First we’ll group by Team with Pandas’ groupby function. After grouping we can pass aggregation functions to the grouped object as a dictionary within the agg function. This dict takes the column that you’re aggregating as a key, and either a single aggregation function or a list of aggregation functions as its value. To apply aggregations to multiple columns, just add additional key:value pairs to the dictionary.

# group by Team, get mean, min, and max value of Age for each value of Team.
grouped_single = df.groupby('Team').agg({'Age': ['mean', 'min', 'max']})

print(grouped_single)
Team mean min max
Red Sox 29.333333 22 40
Yankees 28.333333 21 36

Applying multiple aggregation functions to a single column will result in a multiindex. Working with multi-indexed columns is a pain and I’d recommend flattening this after aggregating by renaming the new columns.

You’ll also see that your grouping column is now the dataframe’s index. Reset your index to make this easier to work with later on.

# rename columns
grouped_single.columns = ['age_mean', 'age_min', 'age_max']

# reset index to get grouped columns back
grouped_single = grouped_single.reset_index()

print(grouped_single)
Team age_mean age_min age_max
Red Sox 29.333333 22 40
Yankees 28.333333 21 36

Grouping by Multiple Columns

It’s simple to extend this to work with multiple grouping variables. Say you want to summarise player age by team AND position. You can do this by passing a list of column names to groupby instead of a single string value.
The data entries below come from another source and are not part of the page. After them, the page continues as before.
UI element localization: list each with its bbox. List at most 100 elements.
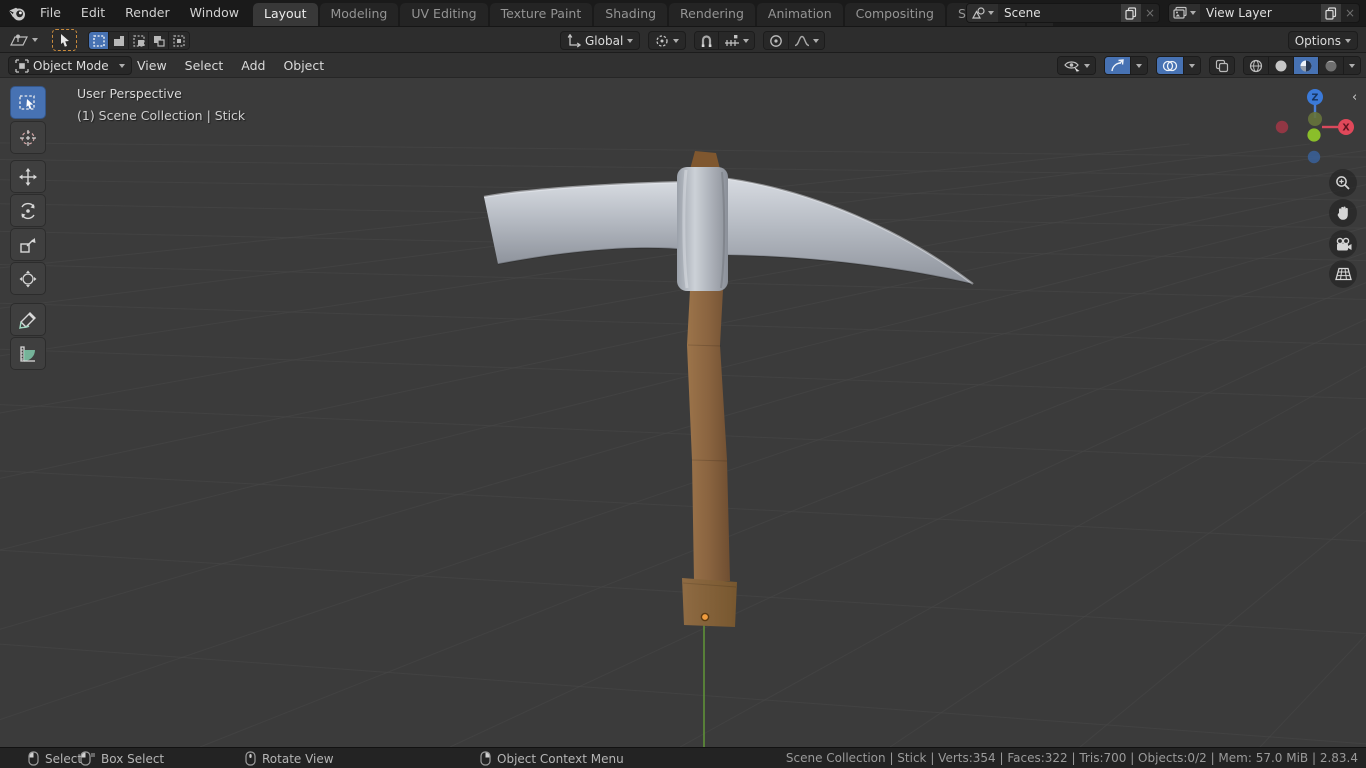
svg-text:Z: Z — [1312, 93, 1319, 104]
proportional-falloff-dropdown[interactable] — [789, 32, 825, 49]
orientation-value: Global — [585, 33, 624, 48]
menu-view[interactable]: View — [128, 54, 176, 78]
scene-browse-button[interactable] — [967, 4, 998, 22]
pick-blade-right — [722, 178, 973, 284]
menu-window[interactable]: Window — [180, 0, 249, 26]
shading-solid-button[interactable] — [1269, 57, 1294, 74]
tool-move[interactable] — [10, 160, 46, 193]
toggle-ortho-button[interactable] — [1329, 260, 1357, 288]
shading-wireframe-button[interactable] — [1244, 57, 1269, 74]
select-mode-subtract[interactable] — [129, 32, 149, 49]
hand-icon — [1337, 206, 1348, 220]
select-invert-icon — [153, 35, 165, 47]
workspace-tabs: Layout Modeling UV Editing Texture Paint… — [253, 3, 1054, 26]
tab-shading[interactable]: Shading — [594, 3, 668, 26]
tool-annotate[interactable] — [10, 303, 46, 336]
chevron-down-icon — [32, 38, 38, 42]
overlays-dropdown[interactable] — [1184, 57, 1200, 74]
scene-name[interactable]: Scene — [998, 6, 1121, 20]
tab-uv-editing[interactable]: UV Editing — [400, 3, 488, 26]
menu-select[interactable]: Select — [176, 54, 233, 78]
chevron-down-icon — [813, 38, 820, 43]
tool-transform[interactable] — [10, 262, 46, 295]
menu-render[interactable]: Render — [115, 0, 180, 26]
hint-box-select: Box Select — [80, 748, 164, 768]
view-layer-selector[interactable]: View Layer × — [1168, 3, 1360, 23]
viewport-3d[interactable]: User Perspective (1) Scene Collection | … — [0, 78, 1366, 747]
pivot-point-dropdown[interactable] — [648, 31, 687, 50]
view-navigation-gizmo[interactable]: Z X — [1272, 86, 1364, 170]
view-layer-new-button[interactable] — [1321, 4, 1341, 22]
scene-selector[interactable]: Scene × — [966, 3, 1160, 23]
tab-modeling[interactable]: Modeling — [319, 3, 399, 26]
editor-type-selector[interactable] — [6, 30, 41, 50]
hint-label: Box Select — [101, 751, 165, 766]
pan-view-button[interactable] — [1329, 199, 1357, 227]
eye-cursor-icon — [1064, 60, 1080, 73]
gizmo-arrow-icon — [1111, 58, 1124, 71]
snapping-group — [694, 31, 756, 50]
snap-target-dropdown[interactable] — [719, 32, 755, 49]
select-mode-group — [88, 31, 190, 50]
proportional-edit-toggle[interactable] — [764, 32, 790, 49]
select-subtract-icon — [132, 34, 145, 47]
select-mode-intersect[interactable] — [169, 32, 189, 49]
cursor-3d-icon — [20, 129, 36, 146]
object-visibility-dropdown[interactable] — [1058, 57, 1095, 74]
perspective-grid-icon — [1334, 267, 1352, 281]
sidebar-collapse-arrow[interactable]: ‹ — [1352, 90, 1357, 105]
select-mode-extend[interactable] — [109, 32, 129, 49]
menu-file[interactable]: File — [30, 0, 71, 26]
tool-select-box[interactable] — [10, 86, 46, 119]
transform-orientation-dropdown[interactable]: Global — [560, 31, 641, 50]
tool-settings-bar: Global Options — [0, 26, 1366, 52]
view-layer-remove-button[interactable]: × — [1341, 4, 1359, 22]
view-layer-browse-button[interactable] — [1169, 4, 1200, 22]
xray-toggle[interactable] — [1210, 57, 1234, 74]
tool-scale[interactable] — [10, 228, 46, 261]
view-layer-name[interactable]: View Layer — [1200, 6, 1321, 20]
tab-rendering[interactable]: Rendering — [669, 3, 755, 26]
shading-dropdown[interactable] — [1344, 57, 1360, 74]
chevron-down-icon — [118, 63, 125, 68]
chevron-down-icon — [988, 11, 994, 15]
object-origin-point[interactable] — [700, 612, 710, 622]
zoom-view-button[interactable] — [1329, 169, 1357, 197]
tool-rotate[interactable] — [10, 194, 46, 227]
mouse-left-icon — [28, 751, 39, 766]
menu-edit[interactable]: Edit — [71, 0, 115, 26]
scene-unlink-button[interactable]: × — [1141, 4, 1159, 22]
measure-icon — [20, 345, 35, 362]
show-gizmos-toggle[interactable] — [1105, 57, 1131, 74]
active-tool-tweak-button[interactable] — [52, 29, 77, 51]
shading-material-preview-button[interactable] — [1294, 57, 1319, 74]
viewport-display-controls — [1057, 56, 1361, 75]
mouse-middle-icon — [245, 751, 256, 766]
shading-rendered-button[interactable] — [1319, 57, 1344, 74]
material-sphere-icon — [1300, 60, 1312, 71]
pick-blade-left — [484, 182, 690, 264]
scene-new-copy-button[interactable] — [1121, 4, 1141, 22]
pickaxe-object[interactable] — [483, 151, 974, 627]
tab-layout[interactable]: Layout — [253, 3, 318, 26]
xray-group — [1209, 56, 1235, 75]
gizmos-dropdown[interactable] — [1131, 57, 1147, 74]
mode-dropdown[interactable]: Object Mode — [8, 56, 132, 75]
duplicate-icon — [1125, 6, 1137, 20]
tool-measure[interactable] — [10, 337, 46, 370]
tab-animation[interactable]: Animation — [756, 3, 843, 26]
menu-object[interactable]: Object — [274, 54, 333, 78]
snap-toggle-button[interactable] — [695, 32, 720, 49]
proportional-circle-icon — [770, 34, 783, 47]
select-mode-set[interactable] — [89, 32, 109, 49]
tab-compositing[interactable]: Compositing — [844, 3, 945, 26]
show-overlays-toggle[interactable] — [1157, 57, 1184, 74]
camera-view-button[interactable] — [1329, 230, 1357, 258]
options-dropdown[interactable]: Options — [1287, 31, 1358, 50]
scene-icon — [971, 7, 985, 19]
menu-add[interactable]: Add — [232, 54, 274, 78]
tab-texture-paint[interactable]: Texture Paint — [489, 3, 593, 26]
select-mode-invert[interactable] — [149, 32, 169, 49]
tool-cursor[interactable] — [10, 121, 46, 154]
status-bar: Select Box Select Rotate View Object Con… — [0, 747, 1366, 768]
grouped_multiple = df.groupby(['Team', 'Pos']).agg({'Age': ['mean', 'min', 'max']})
grouped_multiple.columns = ['age_mean', 'age_min', 'age_max']
grouped_multiple = grouped_multiple.reset_index()
print(grouped_multiple)
Team Pos age_mean age_min age_max
Red Sox Not Pitcher 28.000000 22 33
Red Sox Pitcher 30.666667 24 40
Yankees Not Pitcher 30.666667 25 36
Yankees Pitcher 26.000000 21 31